Но его окружения Венедикт Ерофеев на дух не переносил, хотя их собрания изредка посещал, как и его антипод Александр Андреевич Проханов[70]. К тому же в 1974 году Юрий Витальевич вместе с женой Марией Александровной не по своей воле отбыл в Корнеллский университет, в город Итаку, штат Нью-Йорк, и Ерофееву опять пришлось рассуждать о потусторонних материях с Григорием Померанцем, Леонидом Ефимовичем Пинским[71], Владимиром Муравьёвым. Впрочем, рядом с ним ещё оставались мудрые и талантливые люди: поэт, прозаик и этнограф Ольга Седакова, поэт и переводчик Александр Леонидович Величанский[72], а также его друг, культуролог и интеллектуал Игорь Авдиев вместе с «любимым первенцем» Вадимом Тихоновым.

Что поделаешь, людей вокруг него толпилось много, а поговорить практически было не с кем. За бутылкой (и не одной) шутки шутили, анекдоты рассказывали, каламбурили, себя старались показать. Не то что в те недавние времена, когда он учился на филологическом факультете МГУ и общался в общежитии со своими любознательными сокурсниками. Из этой компании в недалёком будущем вышли выдающиеся филологи — Александр Константинович Жолковский, Борис Андреевич Успенский, Александр Павлович Чудаков[73].

Глава пятаяСОЛОМИНКА ДЛЯ УТОПАЮЩЕГО


Говоря о Венедикте Ерофееве, нельзя не обратить внимания на его любовь к классической музыке, о чём вспоминают многие его друзья и знакомые. Казалось, он родился с оркестром в голове.

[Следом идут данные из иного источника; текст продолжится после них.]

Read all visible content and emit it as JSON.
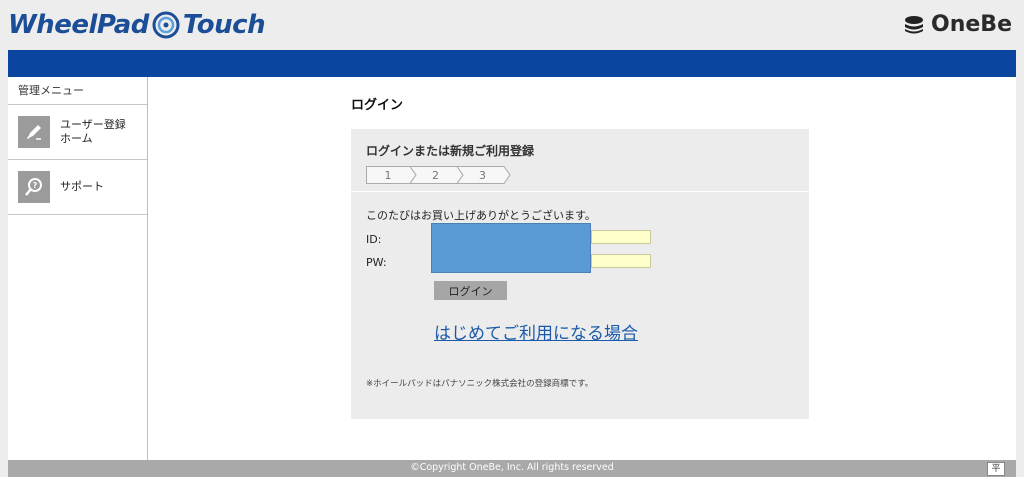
{
  "header": {
    "logo_part1": "WheelPad",
    "logo_part2": "Touch",
    "brand": "OneBe"
  },
  "sidebar": {
    "title": "管理メニュー",
    "items": [
      {
        "label": "ユーザー登録\nホーム",
        "icon": "pen-icon"
      },
      {
        "label": "サポート",
        "icon": "help-magnifier-icon"
      }
    ]
  },
  "main": {
    "page_title": "ログイン",
    "panel": {
      "subtitle": "ログインまたは新規ご利用登録",
      "steps": [
        "1",
        "2",
        "3"
      ],
      "thanks": "このたびはお買い上げありがとうございます。",
      "id_label": "ID:",
      "pw_label": "PW:",
      "id_value": "",
      "pw_value": "",
      "login_button": "ログイン",
      "first_time_link": "はじめてご利用になる場合",
      "trademark_note": "※ホイールパッドはパナソニック株式会社の登録商標です。"
    }
  },
  "footer": {
    "copyright": "©Copyright OneBe, Inc. All rights reserved",
    "top_button": "平"
  },
  "colors": {
    "accent_bar": "#0a46a0",
    "logo_blue": "#1b4e96",
    "input_bg": "#ffffcc",
    "link": "#1a5aa8"
  }
}
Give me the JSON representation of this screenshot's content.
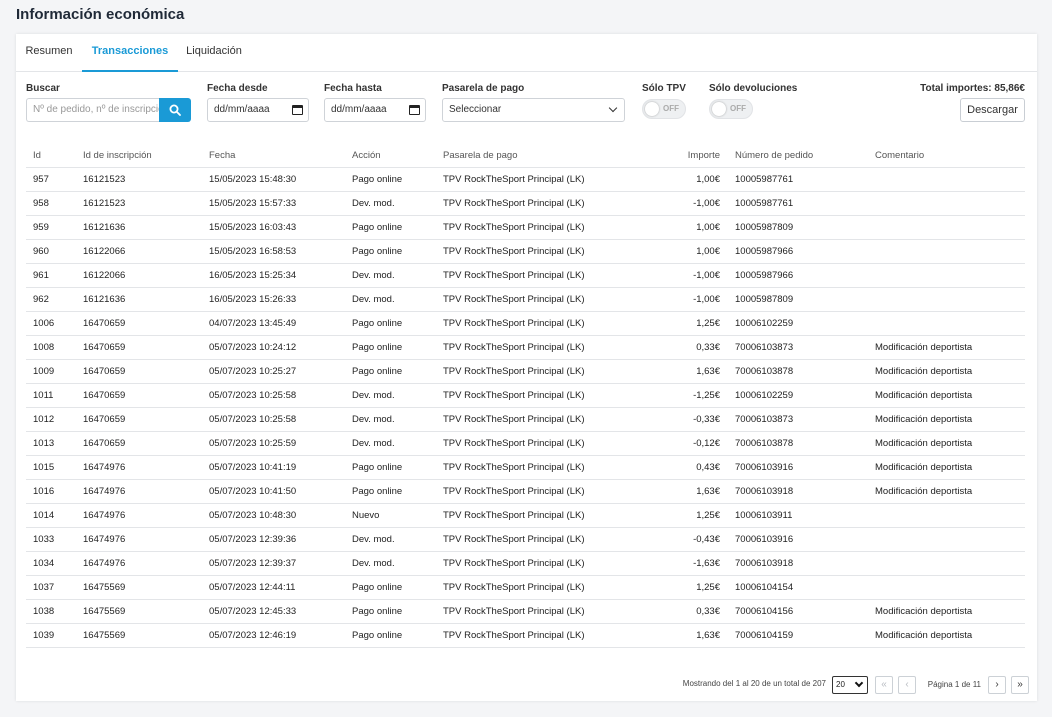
{
  "page": {
    "title": "Información económica"
  },
  "tabs": [
    {
      "label": "Resumen",
      "active": false
    },
    {
      "label": "Transacciones",
      "active": true
    },
    {
      "label": "Liquidación",
      "active": false
    }
  ],
  "filters": {
    "search": {
      "label": "Buscar",
      "placeholder": "Nº de pedido, nº de inscripción"
    },
    "date_from": {
      "label": "Fecha desde",
      "value": "dd/mm/aaaa"
    },
    "date_to": {
      "label": "Fecha hasta",
      "value": "dd/mm/aaaa"
    },
    "gateway": {
      "label": "Pasarela de pago",
      "value": "Seleccionar"
    },
    "only_tpv": {
      "label": "Sólo TPV",
      "state": "OFF"
    },
    "only_refunds": {
      "label": "Sólo devoluciones",
      "state": "OFF"
    }
  },
  "total": "Total importes: 85,86€",
  "download_label": "Descargar",
  "colors": {
    "accent": "#1a9ad6"
  },
  "table": {
    "headers": [
      "Id",
      "Id de inscripción",
      "Fecha",
      "Acción",
      "Pasarela de pago",
      "Importe",
      "Número de pedido",
      "Comentario"
    ],
    "rows": [
      [
        "957",
        "16121523",
        "15/05/2023 15:48:30",
        "Pago online",
        "TPV RockTheSport Principal (LK)",
        "1,00€",
        "10005987761",
        ""
      ],
      [
        "958",
        "16121523",
        "15/05/2023 15:57:33",
        "Dev. mod.",
        "TPV RockTheSport Principal (LK)",
        "-1,00€",
        "10005987761",
        ""
      ],
      [
        "959",
        "16121636",
        "15/05/2023 16:03:43",
        "Pago online",
        "TPV RockTheSport Principal (LK)",
        "1,00€",
        "10005987809",
        ""
      ],
      [
        "960",
        "16122066",
        "15/05/2023 16:58:53",
        "Pago online",
        "TPV RockTheSport Principal (LK)",
        "1,00€",
        "10005987966",
        ""
      ],
      [
        "961",
        "16122066",
        "16/05/2023 15:25:34",
        "Dev. mod.",
        "TPV RockTheSport Principal (LK)",
        "-1,00€",
        "10005987966",
        ""
      ],
      [
        "962",
        "16121636",
        "16/05/2023 15:26:33",
        "Dev. mod.",
        "TPV RockTheSport Principal (LK)",
        "-1,00€",
        "10005987809",
        ""
      ],
      [
        "1006",
        "16470659",
        "04/07/2023 13:45:49",
        "Pago online",
        "TPV RockTheSport Principal (LK)",
        "1,25€",
        "10006102259",
        ""
      ],
      [
        "1008",
        "16470659",
        "05/07/2023 10:24:12",
        "Pago online",
        "TPV RockTheSport Principal (LK)",
        "0,33€",
        "70006103873",
        "Modificación deportista"
      ],
      [
        "1009",
        "16470659",
        "05/07/2023 10:25:27",
        "Pago online",
        "TPV RockTheSport Principal (LK)",
        "1,63€",
        "70006103878",
        "Modificación deportista"
      ],
      [
        "1011",
        "16470659",
        "05/07/2023 10:25:58",
        "Dev. mod.",
        "TPV RockTheSport Principal (LK)",
        "-1,25€",
        "10006102259",
        "Modificación deportista"
      ],
      [
        "1012",
        "16470659",
        "05/07/2023 10:25:58",
        "Dev. mod.",
        "TPV RockTheSport Principal (LK)",
        "-0,33€",
        "70006103873",
        "Modificación deportista"
      ],
      [
        "1013",
        "16470659",
        "05/07/2023 10:25:59",
        "Dev. mod.",
        "TPV RockTheSport Principal (LK)",
        "-0,12€",
        "70006103878",
        "Modificación deportista"
      ],
      [
        "1015",
        "16474976",
        "05/07/2023 10:41:19",
        "Pago online",
        "TPV RockTheSport Principal (LK)",
        "0,43€",
        "70006103916",
        "Modificación deportista"
      ],
      [
        "1016",
        "16474976",
        "05/07/2023 10:41:50",
        "Pago online",
        "TPV RockTheSport Principal (LK)",
        "1,63€",
        "70006103918",
        "Modificación deportista"
      ],
      [
        "1014",
        "16474976",
        "05/07/2023 10:48:30",
        "Nuevo",
        "TPV RockTheSport Principal (LK)",
        "1,25€",
        "10006103911",
        ""
      ],
      [
        "1033",
        "16474976",
        "05/07/2023 12:39:36",
        "Dev. mod.",
        "TPV RockTheSport Principal (LK)",
        "-0,43€",
        "70006103916",
        ""
      ],
      [
        "1034",
        "16474976",
        "05/07/2023 12:39:37",
        "Dev. mod.",
        "TPV RockTheSport Principal (LK)",
        "-1,63€",
        "70006103918",
        ""
      ],
      [
        "1037",
        "16475569",
        "05/07/2023 12:44:11",
        "Pago online",
        "TPV RockTheSport Principal (LK)",
        "1,25€",
        "10006104154",
        ""
      ],
      [
        "1038",
        "16475569",
        "05/07/2023 12:45:33",
        "Pago online",
        "TPV RockTheSport Principal (LK)",
        "0,33€",
        "70006104156",
        "Modificación deportista"
      ],
      [
        "1039",
        "16475569",
        "05/07/2023 12:46:19",
        "Pago online",
        "TPV RockTheSport Principal (LK)",
        "1,63€",
        "70006104159",
        "Modificación deportista"
      ]
    ]
  },
  "pagination": {
    "summary": "Mostrando del 1 al 20 de un total de 207",
    "page_size": "20",
    "page_info": "Página 1 de 11",
    "first": "«",
    "prev": "‹",
    "next": "›",
    "last": "»"
  }
}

«Музыкальный талант, — сказал Гёте, — проявляется гак рано, потому что музыка — это нечто врождённое, внутреннее, ей не надо ни питания извне, ни опыта, почерпнутого из жизни. Но всё равно явление, подобно Моцарту, навеки пребудет чудом, и ничего тут объяснить нельзя. Да и как, спрашивается, мог бы Всевышний повсеместно творить свои чудеса, не будь у него для этой цели необыкновенных индивидуумов, которым мы только дивимся, не понимая: и откуда же такое взялось»1.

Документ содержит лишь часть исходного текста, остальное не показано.